A. Measurement Platforms

Airborne Surveillance Test Bed (AST). The AST is a BMD asset being used to validate Long Wavelength Infrared (LWIR) sensor functional performance and to collect infrared data on a wide variety of ballistic missile targets. The system's large field-of-view LWIR sensor is used to accurately measure target infrared signature and position. The AST is frequently used as a surrogate for sensor systems under development. By collecting data and demonstrating sensor performance, the system addresses critical NMD and TMD development issues. The AST consists of a large three-color, LWIR sensor mounted in an 86-foot-long cupola atop a modified Boeing 767 aircraft. In addition to the module housing the AST sensor, the cupola on top has a second module capable of accommodating another sensor. The main cabin houses the signal and data processing equipment, operator consoles, recording equipment, global positioning system processors, and other ancillary equipment. The AST completed system integration and testing at Boeing in January 1990. Since then, it has completed many data collection and performance demonstration missions. These missions have been conducted at a variety of test ranges, including Kwajalein Missile Range (KMR), Pacific Missile Range Facility, Eastern Test Range, White Sands Missile Range (WSMR), and Wallops Island. Missions have been conducted at other CONUS locations as well. The AST is based at the Military Flight Center, Boeing Field, Seattle, WA. Future missions will allow the AST to collect data against new and never-before-seen targets and to expand the demonstration of surveillance sensor functions to new areas. AST continues to provide critical data and demonstrations.

POC: Mr. Hank Holmes, MDSTC; (205) 955-2136; PMA A1155

High Altitude Observatory (HALO).

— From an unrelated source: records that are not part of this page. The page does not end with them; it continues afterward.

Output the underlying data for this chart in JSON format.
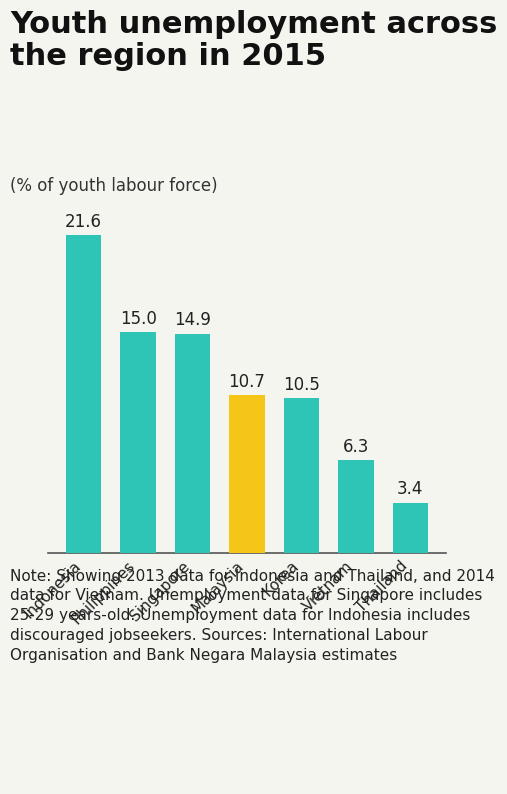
{
  "title": "Youth unemployment across\nthe region in 2015",
  "subtitle": "(% of youth labour force)",
  "categories": [
    "Indonesia",
    "Philippines",
    "Singapore",
    "Malaysia",
    "Korea",
    "Vietnam",
    "Thailand"
  ],
  "values": [
    21.6,
    15.0,
    14.9,
    10.7,
    10.5,
    6.3,
    3.4
  ],
  "bar_colors": [
    "#2ec4b6",
    "#2ec4b6",
    "#2ec4b6",
    "#f5c518",
    "#2ec4b6",
    "#2ec4b6",
    "#2ec4b6"
  ],
  "teal_color": "#2ec4b6",
  "yellow_color": "#f5c518",
  "note_text": "Note: Showing 2013 data for Indonesia and Thailand, and 2014 data for Vietnam. Unemployment data for Singapore includes 25-29 years-old. Unemployment data for Indonesia includes discouraged jobseekers. Sources: International Labour Organisation and Bank Negara Malaysia estimates",
  "background_color": "#f5f5f0",
  "title_fontsize": 22,
  "subtitle_fontsize": 12,
  "label_fontsize": 12,
  "note_fontsize": 11,
  "tick_fontsize": 11,
  "ylim": [
    0,
    25
  ]
}
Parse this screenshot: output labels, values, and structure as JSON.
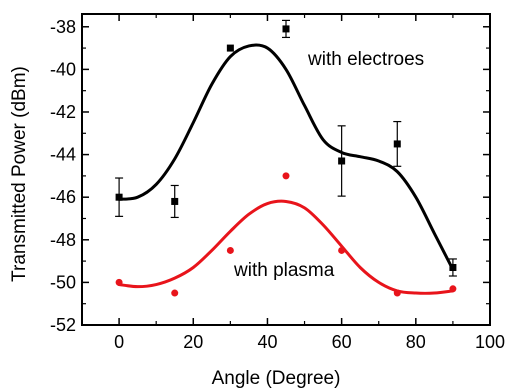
{
  "chart_data": {
    "type": "scatter",
    "xlabel": "Angle (Degree)",
    "ylabel": "Transmitted Power (dBm)",
    "xlim": [
      -10,
      100
    ],
    "ylim": [
      -52,
      -37.4
    ],
    "x_ticks": [
      0,
      20,
      40,
      60,
      80,
      100
    ],
    "x_tick_labels": [
      "0",
      "20",
      "40",
      "60",
      "80",
      "100"
    ],
    "y_ticks": [
      -52,
      -50,
      -48,
      -46,
      -44,
      -42,
      -40,
      -38
    ],
    "y_tick_labels": [
      "-52",
      "-50",
      "-48",
      "-46",
      "-44",
      "-42",
      "-40",
      "-38"
    ],
    "grid": false,
    "series": [
      {
        "label": "with electroes",
        "color": "#000000",
        "marker": "square",
        "x": [
          0,
          15,
          30,
          45,
          60,
          75,
          90
        ],
        "y": [
          -46.0,
          -46.2,
          -39.0,
          -38.1,
          -44.3,
          -43.5,
          -49.3
        ],
        "error": [
          0.9,
          0.75,
          null,
          0.4,
          1.65,
          1.05,
          0.4
        ],
        "fit_curve": {
          "x": [
            0,
            5,
            10,
            15,
            20,
            25,
            30,
            35,
            40,
            45,
            50,
            55,
            60,
            65,
            70,
            75,
            80,
            85,
            90
          ],
          "y": [
            -46.1,
            -46.0,
            -45.4,
            -44.2,
            -42.5,
            -40.7,
            -39.4,
            -38.9,
            -39.0,
            -40.0,
            -41.7,
            -43.3,
            -43.9,
            -44.1,
            -44.3,
            -44.8,
            -46.0,
            -47.7,
            -49.4
          ]
        }
      },
      {
        "label": "with plasma",
        "color": "#e8141b",
        "marker": "circle",
        "x": [
          0,
          15,
          30,
          45,
          60,
          75,
          90
        ],
        "y": [
          -50.0,
          -50.5,
          -48.5,
          -45.0,
          -48.5,
          -50.5,
          -50.3
        ],
        "fit_curve": {
          "x": [
            0,
            5,
            10,
            15,
            20,
            25,
            30,
            35,
            40,
            45,
            50,
            55,
            60,
            65,
            70,
            75,
            80,
            85,
            90
          ],
          "y": [
            -50.1,
            -50.2,
            -50.1,
            -49.8,
            -49.3,
            -48.5,
            -47.6,
            -46.8,
            -46.3,
            -46.2,
            -46.5,
            -47.3,
            -48.3,
            -49.3,
            -50.0,
            -50.4,
            -50.5,
            -50.5,
            -50.4
          ]
        }
      }
    ]
  }
}
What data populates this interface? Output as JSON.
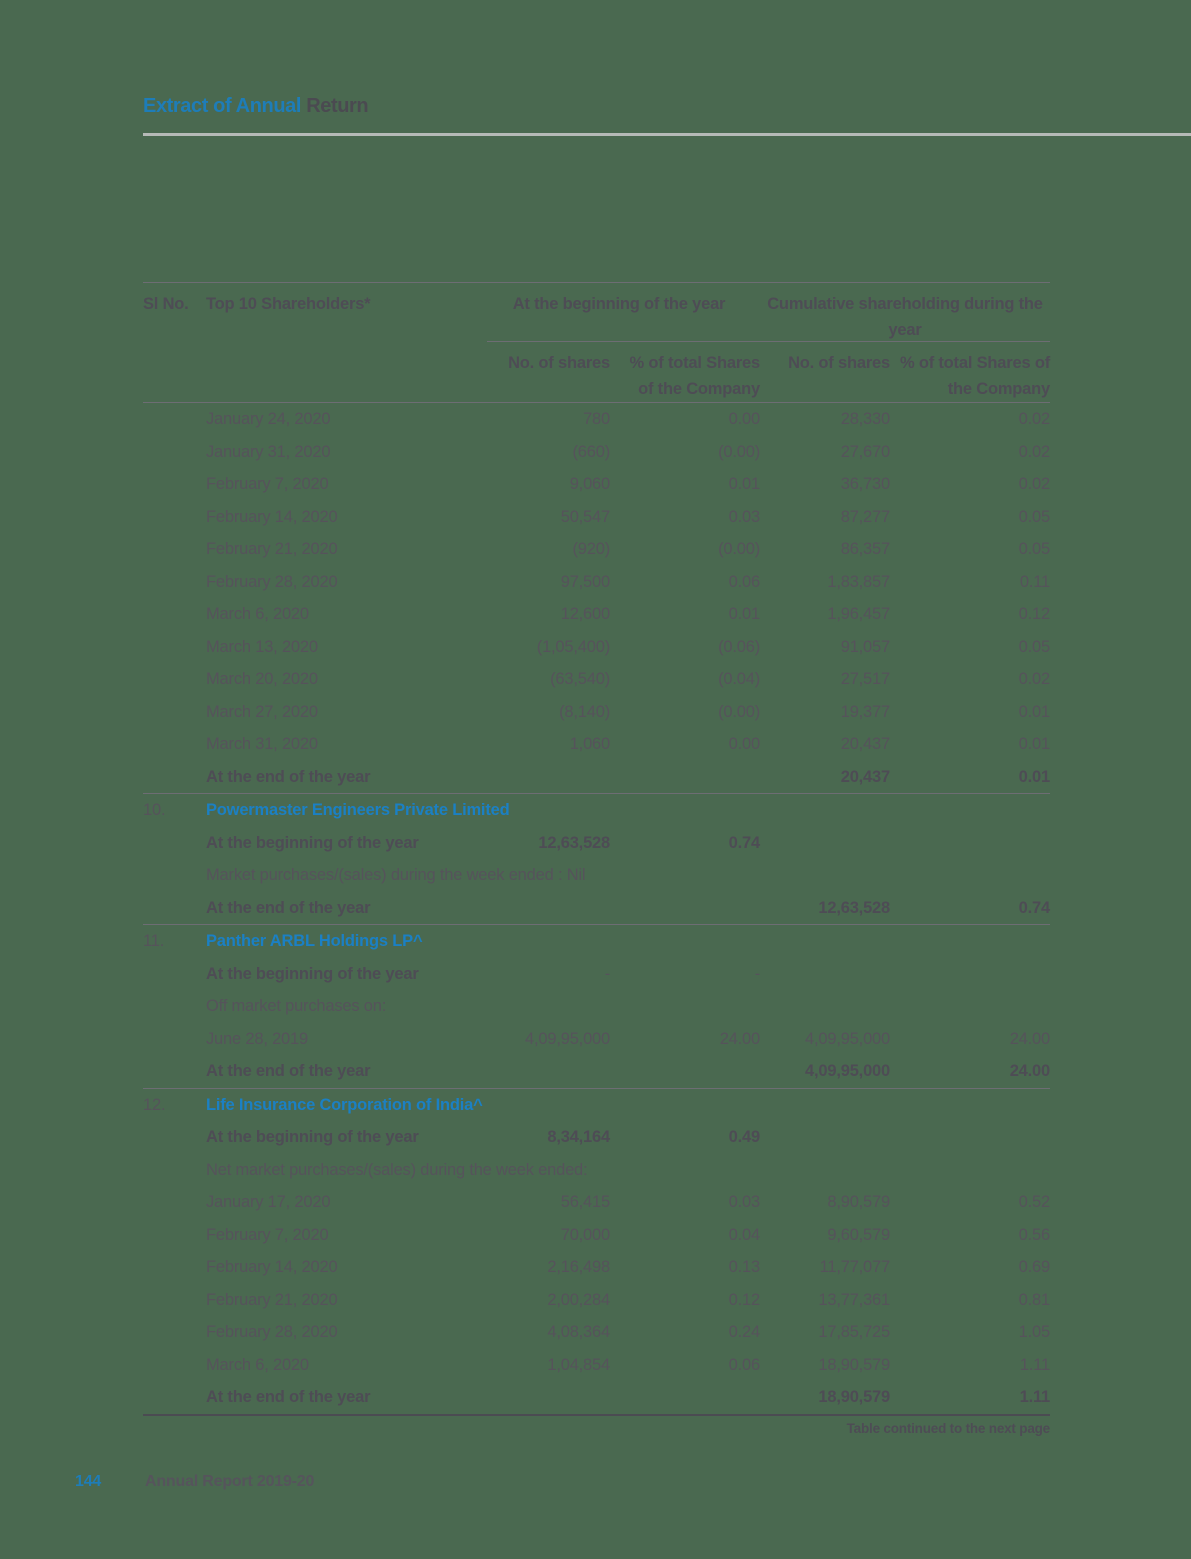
{
  "colors": {
    "background": "#4a6950",
    "accent_blue": "#1b80c4",
    "text_gray": "#56535b",
    "rule_light": "#b6bab7",
    "rule_dark": "#6d6d73"
  },
  "header": {
    "title_accent": "Extract of Annual",
    "title_rest": " Return"
  },
  "table": {
    "col_sl": "Sl No.",
    "col_name": "Top 10 Shareholders*",
    "group1": "At the beginning of the year",
    "group2": "Cumulative shareholding during the year",
    "sub_shares": "No. of shares",
    "sub_pct": "% of total Shares of the Company",
    "rows": [
      {
        "sl": "",
        "label": "January 24, 2020",
        "style": "data",
        "c": [
          "780",
          "0.00",
          "28,330",
          "0.02"
        ]
      },
      {
        "sl": "",
        "label": "January 31, 2020",
        "style": "data",
        "c": [
          "(660)",
          "(0.00)",
          "27,670",
          "0.02"
        ]
      },
      {
        "sl": "",
        "label": "February 7, 2020",
        "style": "data",
        "c": [
          "9,060",
          "0.01",
          "36,730",
          "0.02"
        ]
      },
      {
        "sl": "",
        "label": "February 14, 2020",
        "style": "data",
        "c": [
          "50,547",
          "0.03",
          "87,277",
          "0.05"
        ]
      },
      {
        "sl": "",
        "label": "February 21, 2020",
        "style": "data",
        "c": [
          "(920)",
          "(0.00)",
          "86,357",
          "0.05"
        ]
      },
      {
        "sl": "",
        "label": "February 28, 2020",
        "style": "data",
        "c": [
          "97,500",
          "0.06",
          "1,83,857",
          "0.11"
        ]
      },
      {
        "sl": "",
        "label": "March 6, 2020",
        "style": "data",
        "c": [
          "12,600",
          "0.01",
          "1,96,457",
          "0.12"
        ]
      },
      {
        "sl": "",
        "label": "March 13, 2020",
        "style": "data",
        "c": [
          "(1,05,400)",
          "(0.06)",
          "91,057",
          "0.05"
        ]
      },
      {
        "sl": "",
        "label": "March 20, 2020",
        "style": "data",
        "c": [
          "(63,540)",
          "(0.04)",
          "27,517",
          "0.02"
        ]
      },
      {
        "sl": "",
        "label": "March 27, 2020",
        "style": "data",
        "c": [
          "(8,140)",
          "(0.00)",
          "19,377",
          "0.01"
        ]
      },
      {
        "sl": "",
        "label": "March 31, 2020",
        "style": "data",
        "c": [
          "1,060",
          "0.00",
          "20,437",
          "0.01"
        ]
      },
      {
        "sl": "",
        "label": "At the end of the year",
        "style": "end",
        "sep": "thin",
        "c": [
          "",
          "",
          "20,437",
          "0.01"
        ]
      },
      {
        "sl": "10.",
        "label": "Powermaster Engineers Private Limited",
        "style": "title",
        "c": [
          "",
          "",
          "",
          ""
        ]
      },
      {
        "sl": "",
        "label": "At the beginning of the year",
        "style": "begin",
        "c": [
          "12,63,528",
          "0.74",
          "",
          ""
        ]
      },
      {
        "sl": "",
        "label": "Market purchases/(sales) during the week ended : Nil",
        "style": "text",
        "c": []
      },
      {
        "sl": "",
        "label": "At the end of the year",
        "style": "end",
        "sep": "thin",
        "c": [
          "",
          "",
          "12,63,528",
          "0.74"
        ]
      },
      {
        "sl": "11.",
        "label": "Panther ARBL Holdings LP^",
        "style": "title",
        "c": [
          "",
          "",
          "",
          ""
        ]
      },
      {
        "sl": "",
        "label": "At the beginning of the year",
        "style": "begin-dash",
        "c": [
          "-",
          "-",
          "",
          ""
        ]
      },
      {
        "sl": "",
        "label": "Off market purchases on:",
        "style": "text",
        "c": []
      },
      {
        "sl": "",
        "label": "June 28, 2019",
        "style": "data",
        "c": [
          "4,09,95,000",
          "24.00",
          "4,09,95,000",
          "24.00"
        ]
      },
      {
        "sl": "",
        "label": "At the end of the year",
        "style": "end",
        "sep": "thin",
        "c": [
          "",
          "",
          "4,09,95,000",
          "24.00"
        ]
      },
      {
        "sl": "12.",
        "label": "Life Insurance Corporation of India^",
        "style": "title",
        "c": [
          "",
          "",
          "",
          ""
        ]
      },
      {
        "sl": "",
        "label": "At the beginning of the year",
        "style": "begin",
        "c": [
          "8,34,164",
          "0.49",
          "",
          ""
        ]
      },
      {
        "sl": "",
        "label": "Net market purchases/(sales) during the week ended:",
        "style": "text",
        "c": []
      },
      {
        "sl": "",
        "label": "January 17, 2020",
        "style": "data",
        "c": [
          "56,415",
          "0.03",
          "8,90,579",
          "0.52"
        ]
      },
      {
        "sl": "",
        "label": "February 7, 2020",
        "style": "data",
        "c": [
          "70,000",
          "0.04",
          "9,60,579",
          "0.56"
        ]
      },
      {
        "sl": "",
        "label": "February 14, 2020",
        "style": "data",
        "c": [
          "2,16,498",
          "0.13",
          "11,77,077",
          "0.69"
        ]
      },
      {
        "sl": "",
        "label": "February 21, 2020",
        "style": "data",
        "c": [
          "2,00,284",
          "0.12",
          "13,77,361",
          "0.81"
        ]
      },
      {
        "sl": "",
        "label": "February 28, 2020",
        "style": "data",
        "c": [
          "4,08,364",
          "0.24",
          "17,85,725",
          "1.05"
        ]
      },
      {
        "sl": "",
        "label": "March 6, 2020",
        "style": "data",
        "c": [
          "1,04,854",
          "0.06",
          "18,90,579",
          "1.11"
        ]
      },
      {
        "sl": "",
        "label": "At the end of the year",
        "style": "end",
        "sep": "thick",
        "c": [
          "",
          "",
          "18,90,579",
          "1.11"
        ]
      }
    ]
  },
  "note": "Table continued to the next page",
  "footer": {
    "page_number": "144",
    "report_label": "Annual Report 2019-20"
  }
}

The MDSTC manages the HALO program for BMDO. The HALO is an instrumented Gulfstream II-B optical data collection aircraft providing airborne collection of multispectral (spanning the ultraviolet through the longwave infrared), imaging (calibrated radiometric and photo documentary), optical signature data on targets of interest including reentry vehicles, missile plume phenomenology, and missile/target intercepts, and intercept debris characterization and kill assessment. The mobile test asset supports a variety of user organizations with sustaining funds provided by BMDO and augmented by user funds for specific missions activities.

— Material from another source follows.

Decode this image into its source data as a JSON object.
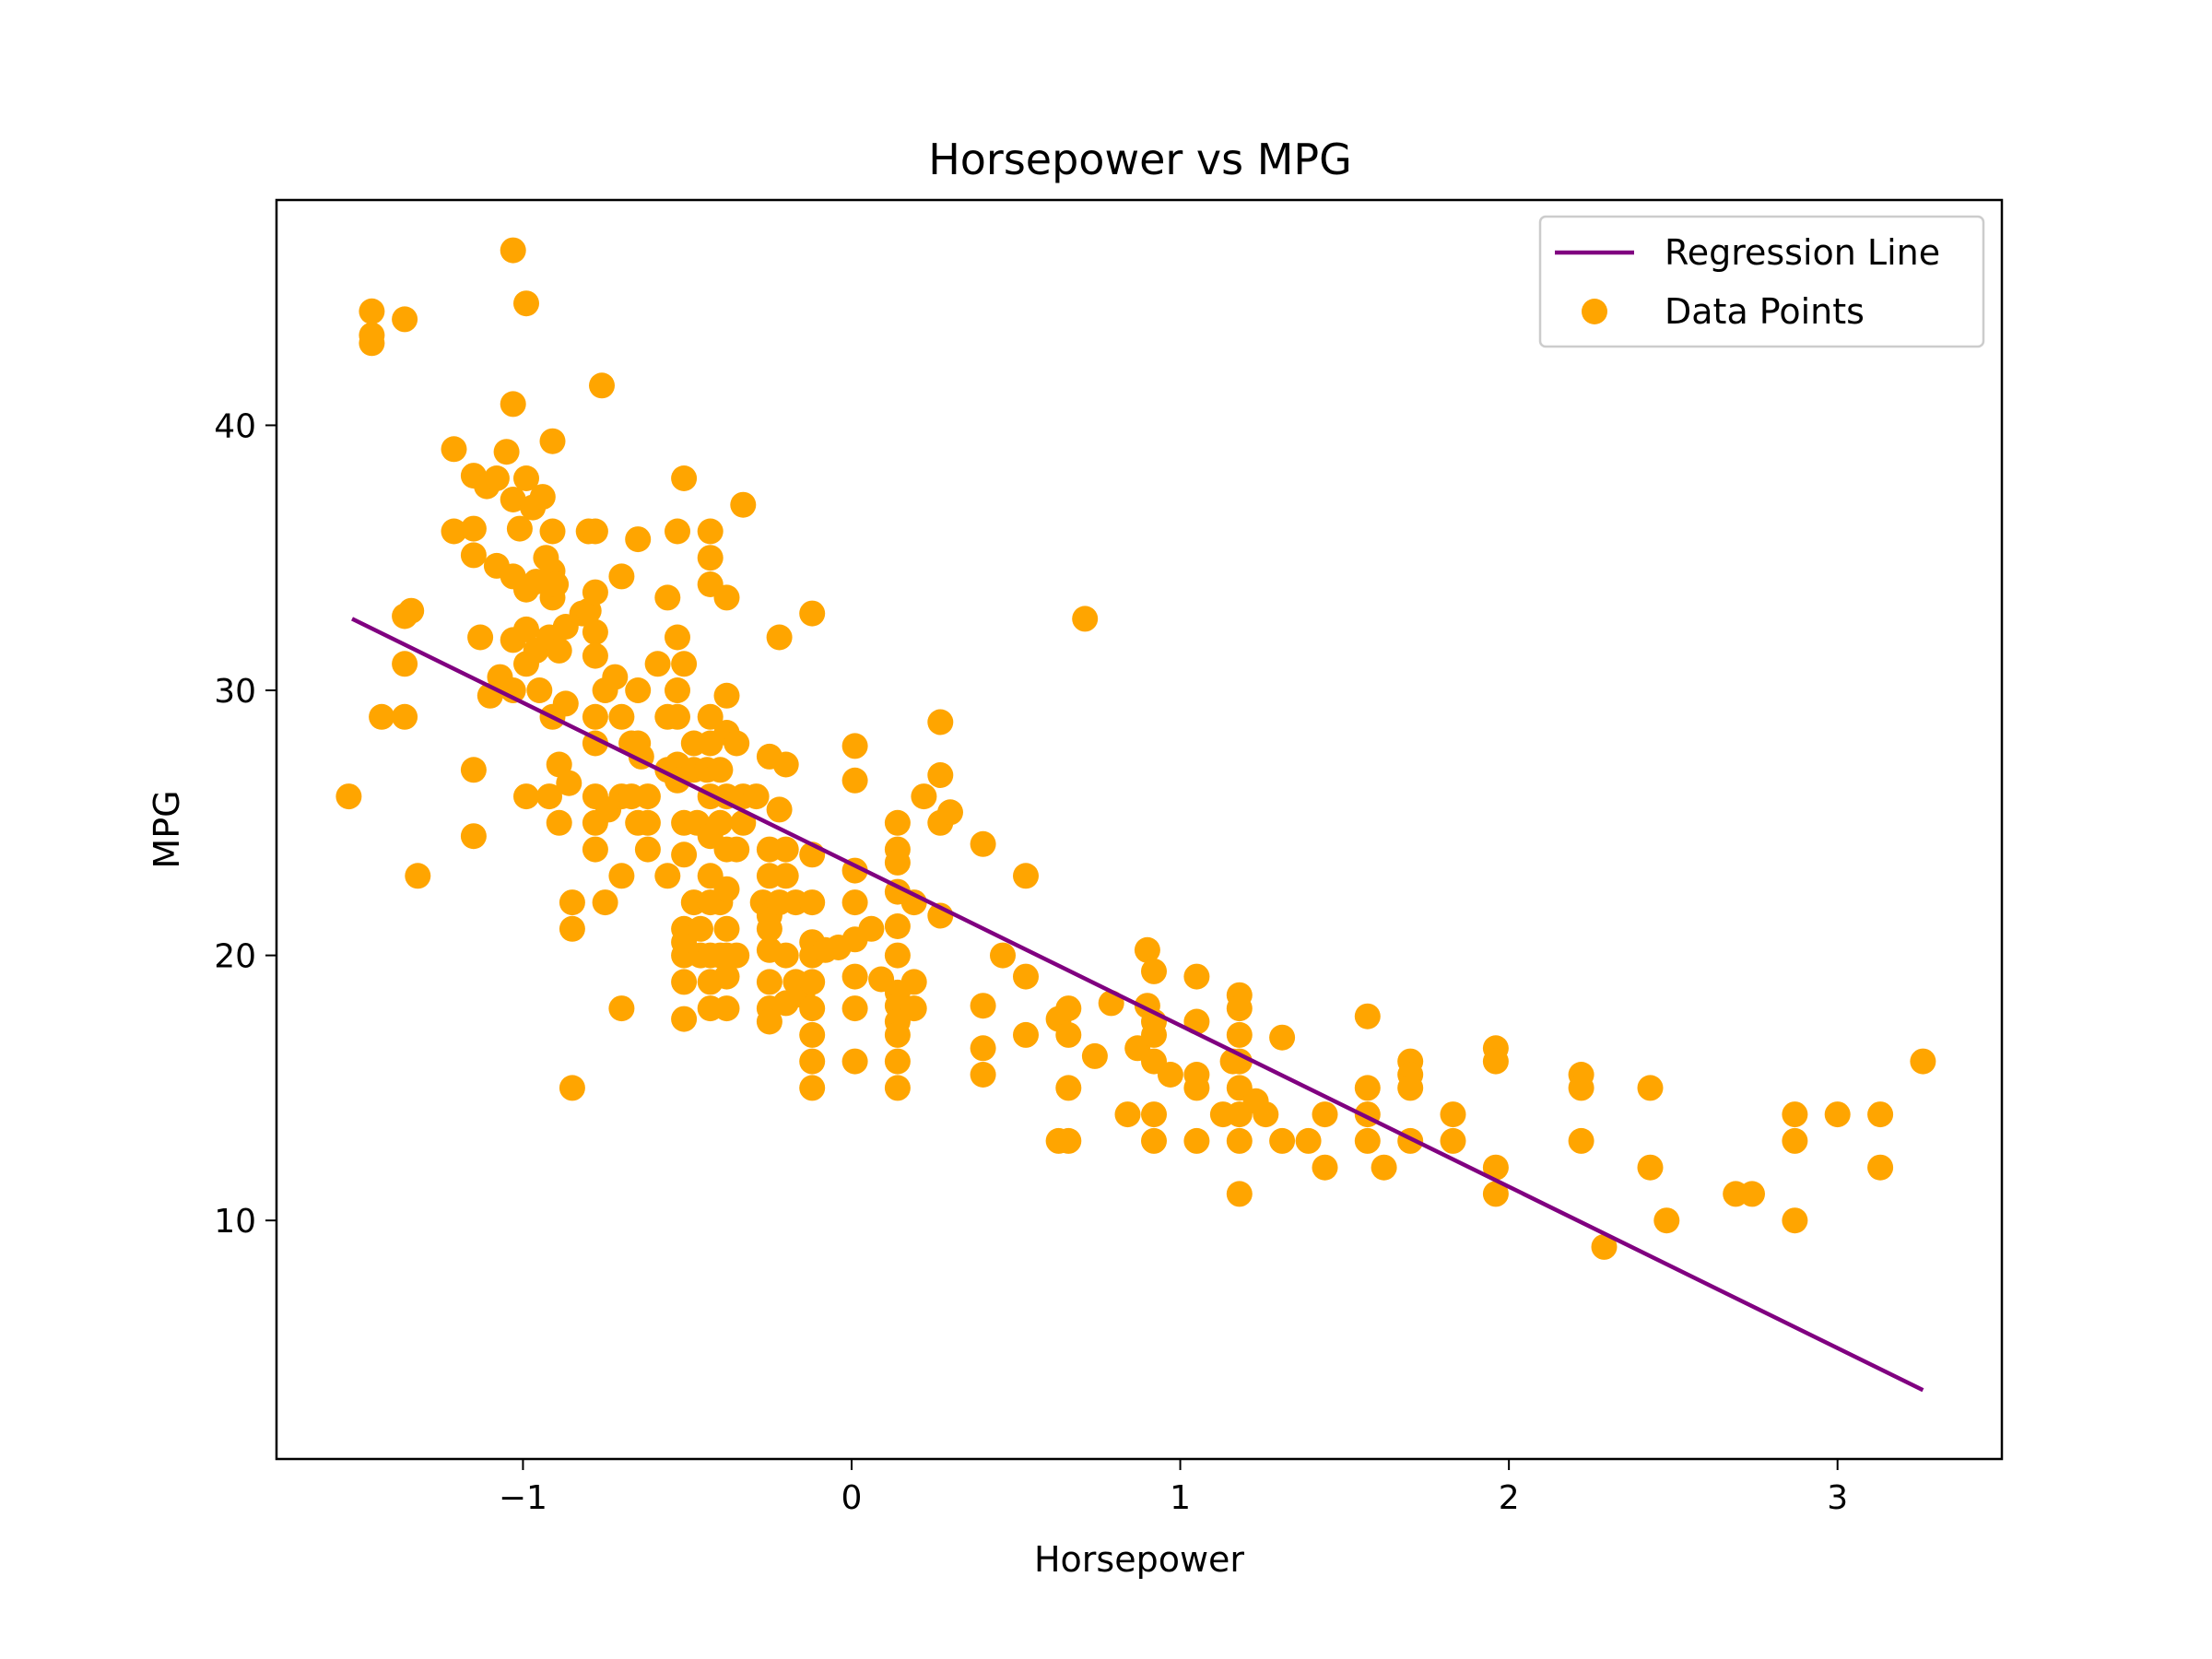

POC: Mr. Sonny Anderson, MDSTC; (205) 955-2151; PMA A3360

Sea Lite Beam Director (SLBD). The SLBD is an USASSDC asset located at WSMR. Elements have been combined into an integrated system that can acquire and track targets at extended ranges, accept the full power of the Mid-Infrared Chemical Laser (MIRACL) beam, focus and aim this beam onto a moving target, and maintain the focused beam on the aimpoint long enough to destroy or disable the target.

The SLBD system performs its pointing and tracking with a stabilized line-of-sight controlled by an inertially stabilized reference mirror and low-power alignment lasers and optical sensors. This scheme provides for high bandwidth, low jitter, and precise pointing of the MIRACL beam.

In addition to pointing the high energy laser beam, the SLBD has been used very successfully to passively track and image aircraft and missiles in flight. The inherently high quality of the optical components, precise pointing of the device, and its ability to track very high speed targets make it an ideal platform for capturing in-flight imagery of TMD launches and intercepts. Calibrated IR sensors in the SLBD's optical train collect high-speed, very high quality imagery of plume and hardbody signatures, and phenomenology, as well as recording point-of-intercept imagery.